Teguran Allah ntuk Rasullullah

Rasulullah saw. sangat memuliakannya, selain sebagai muadzin, beliau juga pernah memberinya tugas menjadi imam shalat untuk para sahabat yang lainnya. Meskipun begitu, Rasulullah saw. pernah diberikan teguran Allah swt. karena tidak menghiraukan kedatangan Ibnu Ummi Maktum yang datang kepadanya untuk belajar agama Islam.

Kisah tersebut bermula saat Nabi saw. sedang menemui tamu-tamunya dari pemuka Quraisy. Diantaranya adalah Utbah bin Rabiah.
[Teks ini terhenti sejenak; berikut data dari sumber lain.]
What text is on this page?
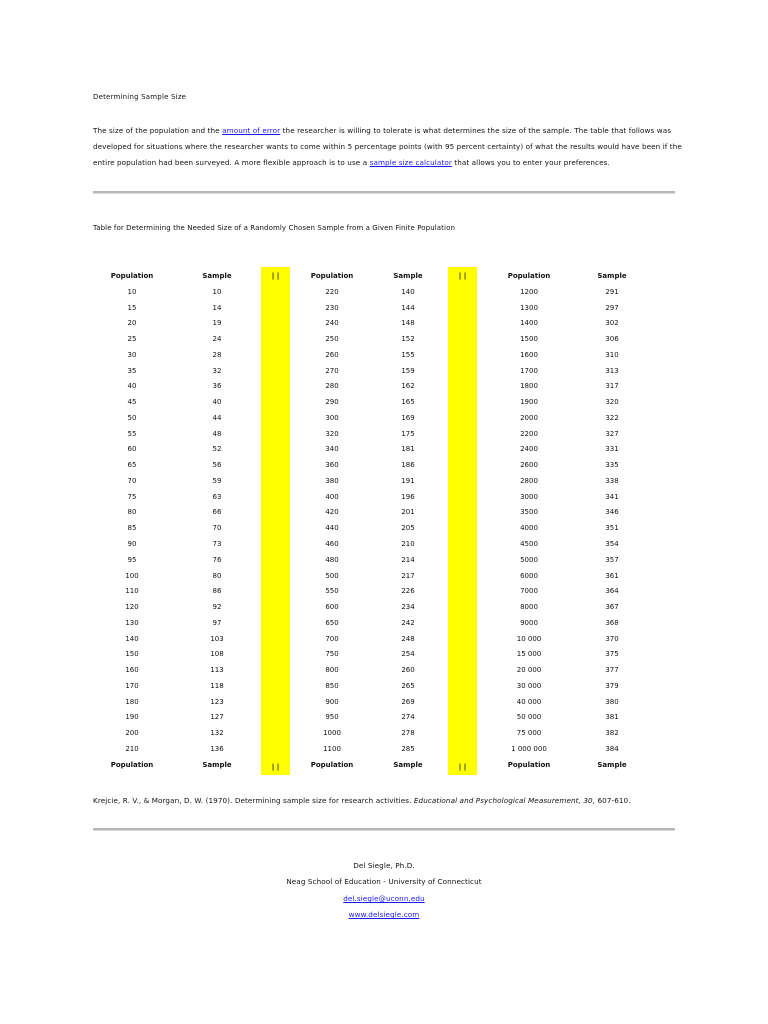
Determining Sample Size

The size of the population and the amount of error the researcher is willing to tolerate is what determines the size of the sample. The table that follows was developed for situations where the researcher wants to come within 5 percentage points (with 95 percent certainty) of what the results would have been if the entire population had been surveyed. A more flexible approach is to use a sample size calculator that allows you to enter your preferences.

Table for Determining the Needed Size of a Randomly Chosen Sample from a Given Finite Population

| |	| |
| |	| |
Population
10
15
20
25
30
35
40
45
50
55
60
65
70
75
80
85
90
95
100
110
120
130
140
150
160
170
180
190
200
210
Population
Sample
10
14
19
24
28
32
36
40
44
48
52
56
59
63
66
70
73
76
80
86
92
97
103
108
113
118
123
127
132
136
Sample
Population
220
230
240
250
260
270
280
290
300
320
340
360
380
400
420
440
460
480
500
550
600
650
700
750
800
850
900
950
1000
1100
Population
Sample
140
144
148
152
155
159
162
165
169
175
181
186
191
196
201
205
210
214
217
226
234
242
248
254
260
265
269
274
278
285
Sample
Population
1200
1300
1400
1500
1600
1700
1800
1900
2000
2200
2400
2600
2800
3000
3500
4000
4500
5000
6000
7000
8000
9000
10 000
15 000
20 000
30 000
40 000
50 000
75 000
1 000 000
Population
Sample
291
297
302
306
310
313
317
320
322
327
331
335
338
341
346
351
354
357
361
364
367
368
370
375
377
379
380
381
382
384
Sample

Krejcie, R. V., & Morgan, D. W. (1970). Determining sample size for research activities. Educational and Psychological Measurement, 30, 607-610.

Del Siegle, Ph.D.
Neag School of Education - University of Connecticut
del.siegle@uconn.edu
www.delsiegle.com
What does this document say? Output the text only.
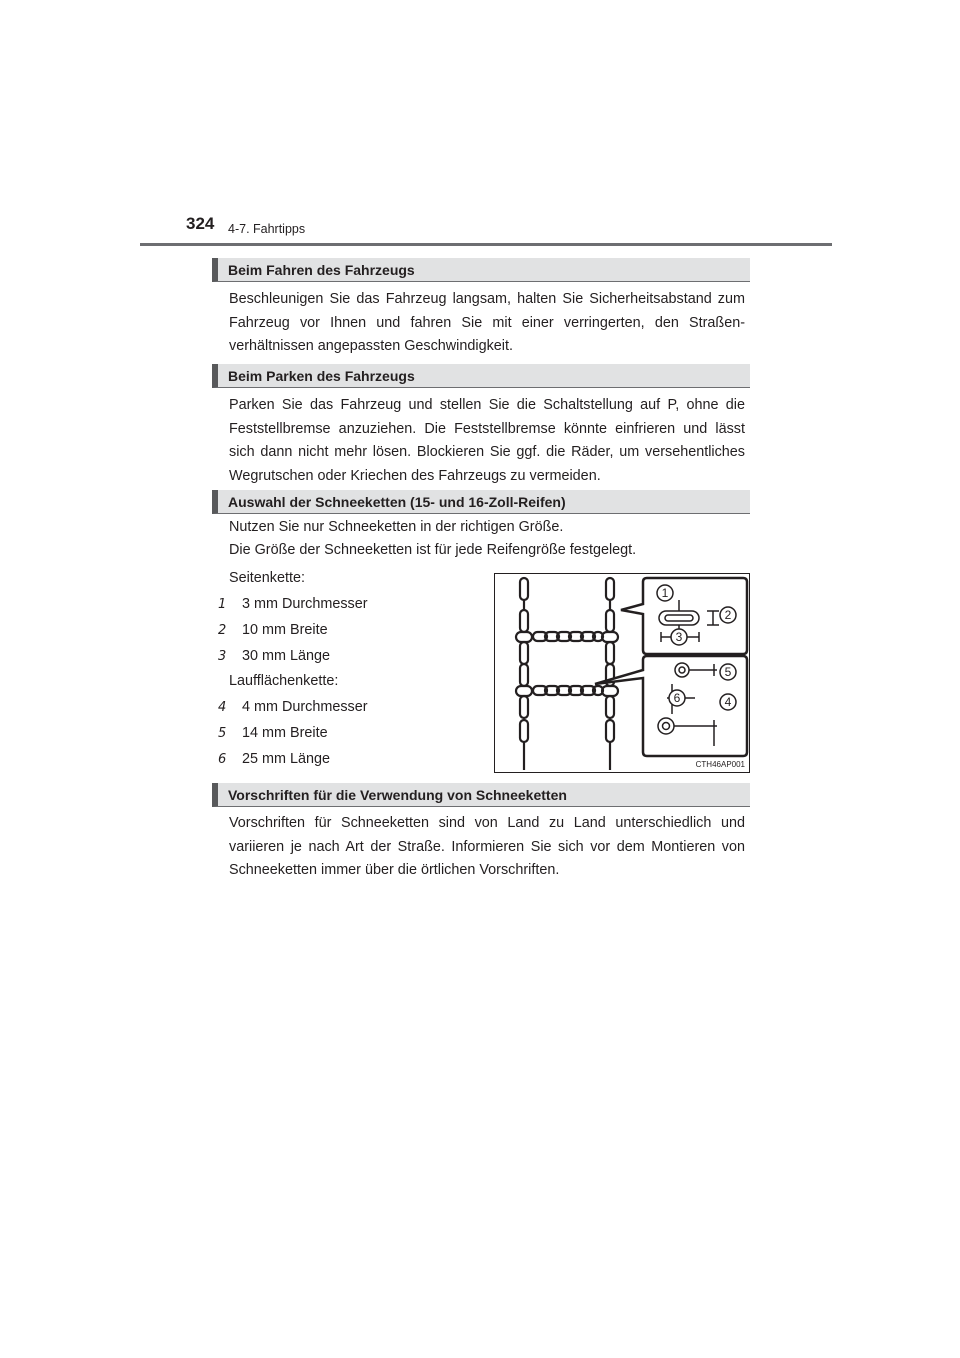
324 4-7. Fahrtipps
Beim Fahren des Fahrzeugs

Beschleunigen Sie das Fahrzeug langsam, halten Sie Sicherheitsabstand zum Fahrzeug vor Ihnen und fahren Sie mit einer verringerten, den Straßenverhältnissen angepassten Geschwindigkeit.

Beim Parken des Fahrzeugs

Parken Sie das Fahrzeug und stellen Sie die Schaltstellung auf P, ohne die Feststellbremse anzuziehen. Die Feststellbremse könnte einfrieren und lässt sich dann nicht mehr lösen. Blockieren Sie ggf. die Räder, um versehentliches Wegrutschen oder Kriechen des Fahrzeugs zu vermeiden.

Auswahl der Schneeketten (15- und 16-Zoll-Reifen)
Nutzen Sie nur Schneeketten in der richtigen Größe.
Die Größe der Schneeketten ist für jede Reifengröße festgelegt.
Seitenkette:
1 3 mm Durchmesser
2 10 mm Breite
3 30 mm Länge
Laufflächenkette:
4 4 mm Durchmesser
5 14 mm Breite
6 25 mm Länge
1
2
3
4
5
6
CTH46AP001
Vorschriften für die Verwendung von Schneeketten

Vorschriften für Schneeketten sind von Land zu Land unterschiedlich und variieren je nach Art der Straße. Informieren Sie sich vor dem Montieren von Schneeketten immer über die örtlichen Vorschriften.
Lalu datanglah Ibnu Ummi Maktum hendak bertanya tentang sesuatu dan meminta bimbingan Nabi saw. Namun Nabi saw. tidak menghiraukannya, malah berpaling darinya, dan lebih mementingkan tamu-tamunya dengan harapan agar mereka mau masuk Islam, sedangkan Ibnu Ummi Maktum telah Islam. Lalu turunlah ayat Abasa.

عَبَسَ وَتَوَلَّىٰٓ       أَنْ جَآءَهُ الْأَعْمَىٰ

Dia (Muhammad) berwajah masam dan berpaling, karena seorang buta telah datang kepadanya (Abdullah bin Ummi Maktum). (Abasa: 1-2)

Ibnu Ummi Maktum juga dikenal sebagai sahabat yang pemberani. Betapa tidak, dengan kondisinya yang tidak memungkinkan untuk melihat musuh, ia mendatangi perang Qadisiyyah, dengan membawa bendera hitam dan memakai baju perang. Bahkan diceritakan ia berhasil membunuh musuh. Namun setelah kepulangannya dari peperangan itu, di Madinah ia wafat yang waktunya berjarak sebentar sebelum wafatnya Umar bin Khattab.